Eight years ago, when he was 38, photographer Ian Pettigrew was diagnosed with cystic fibrosis, a life-threatening genetic disease with no cure. CF causes a buildup of mucus in the body’s organs, including the lungs and pancreas, which leads to infections, loss of organ function, and often death. Only 20 years ago, children diagnosed with CF were unlikely to make it out of their teenage years, which is why it’s still seen as a childhood disease. But, thanks to earlier diagnoses and more comprehensive care, a growing number of people with CF are living into their thirties and beyond.
Now, Pettigrew is using his lens to highlight the agency, confidence, and, yes, sex appeal of women living with CF through his photo series “Salty Girls.” (CF leads to elevated levels of chloride — salt — in sweat, making the “sweat test” the most effective way to diagnose it.)

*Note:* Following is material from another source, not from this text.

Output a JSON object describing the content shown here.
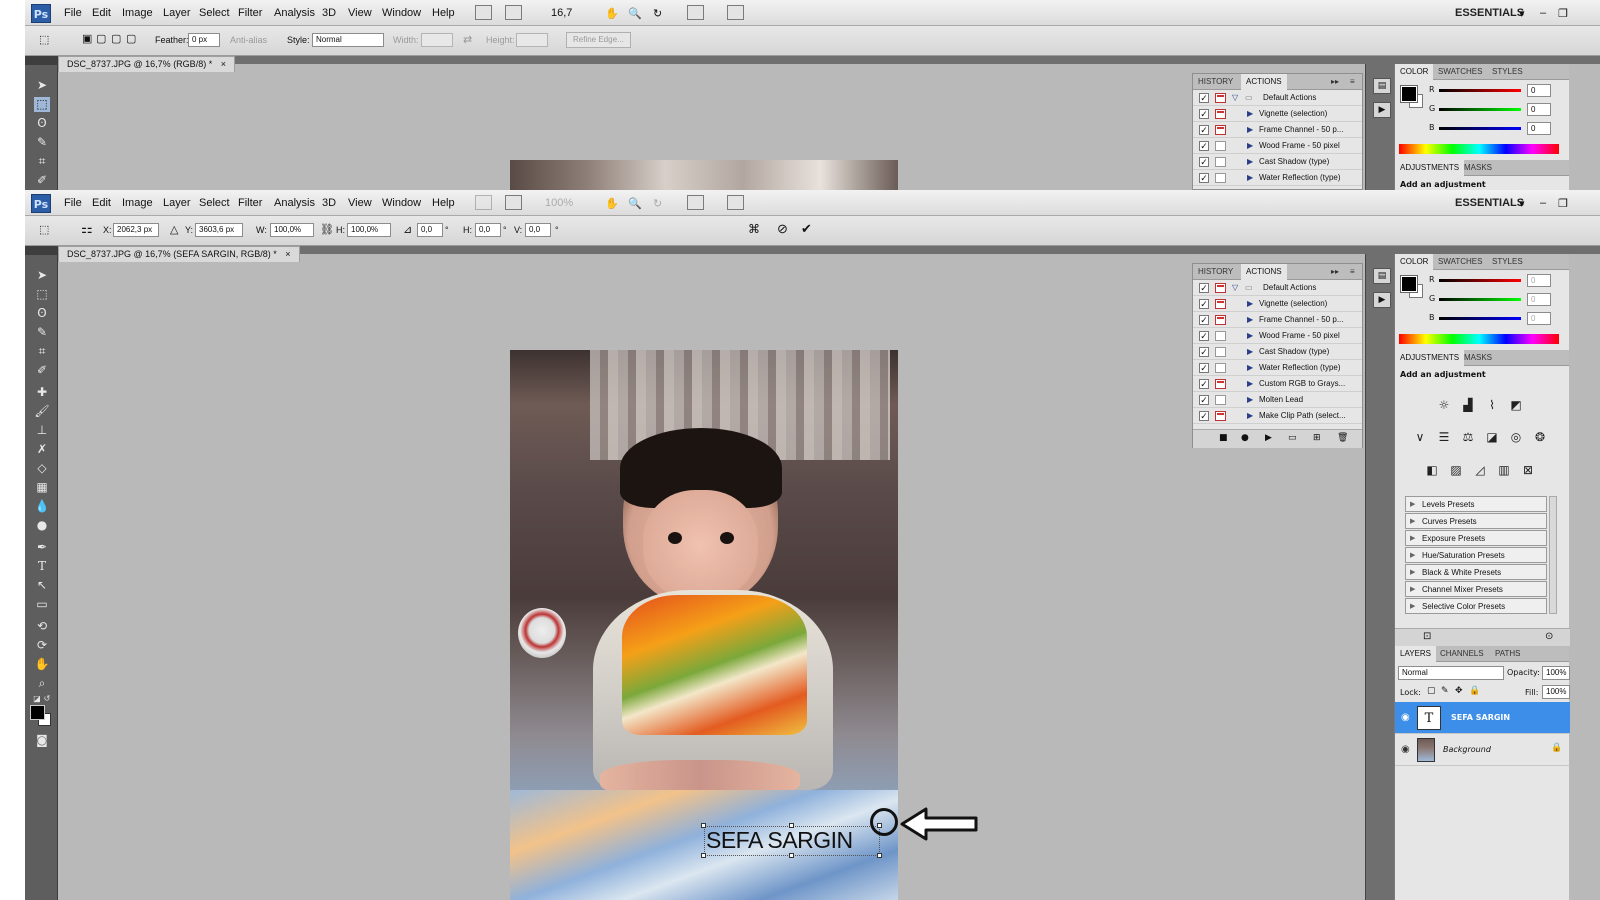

Far from an exercise in objectification, Pettigrew’s project is providing a platform for women with CF to celebrate bodies they have long been told do not fit the standard qualifications for beauty. “To my knowledge, this is the first project of its kind to tackle these issues specifically for women with CF,” Pettigrew told us. “It’s beyond just breaking new ground — we’re venturing into territory that has never been discussed before.” Only now are we beginning to discuss CF as an adult experience, and the women in Pettigrew’s portraits are putting faces to this conversation. “I hope the general public becomes more aware of CF and what it is,” Pettigrew continued. “We don’t get all the glossy press, like the ALS Ice-Bucket [Challenge] or cancer — hopefully this changes today. Awareness is key to finding a cure.”
Not only are Pettigrew’s photos glamorous, but the experience of posing for them has proved transformative for the subjects. “To me, being one of the Salty Girls is a statement of confidence,” one participant shared anonymously. “‘Salty Girls’ helps those of us who don’t look ‘normally’ attractive to embrace our bodies, scars and all, and feel good about ourselves.”
“It took a huge amount of courage for me to be able to expose my body for ‘Salty Girls,'” another participant stated. “But, [my scars] will never define me as a person… My scars tell me that no matter the BS I’ve had to deal with in my life, I still manage to keep the fire in my spirit burning.”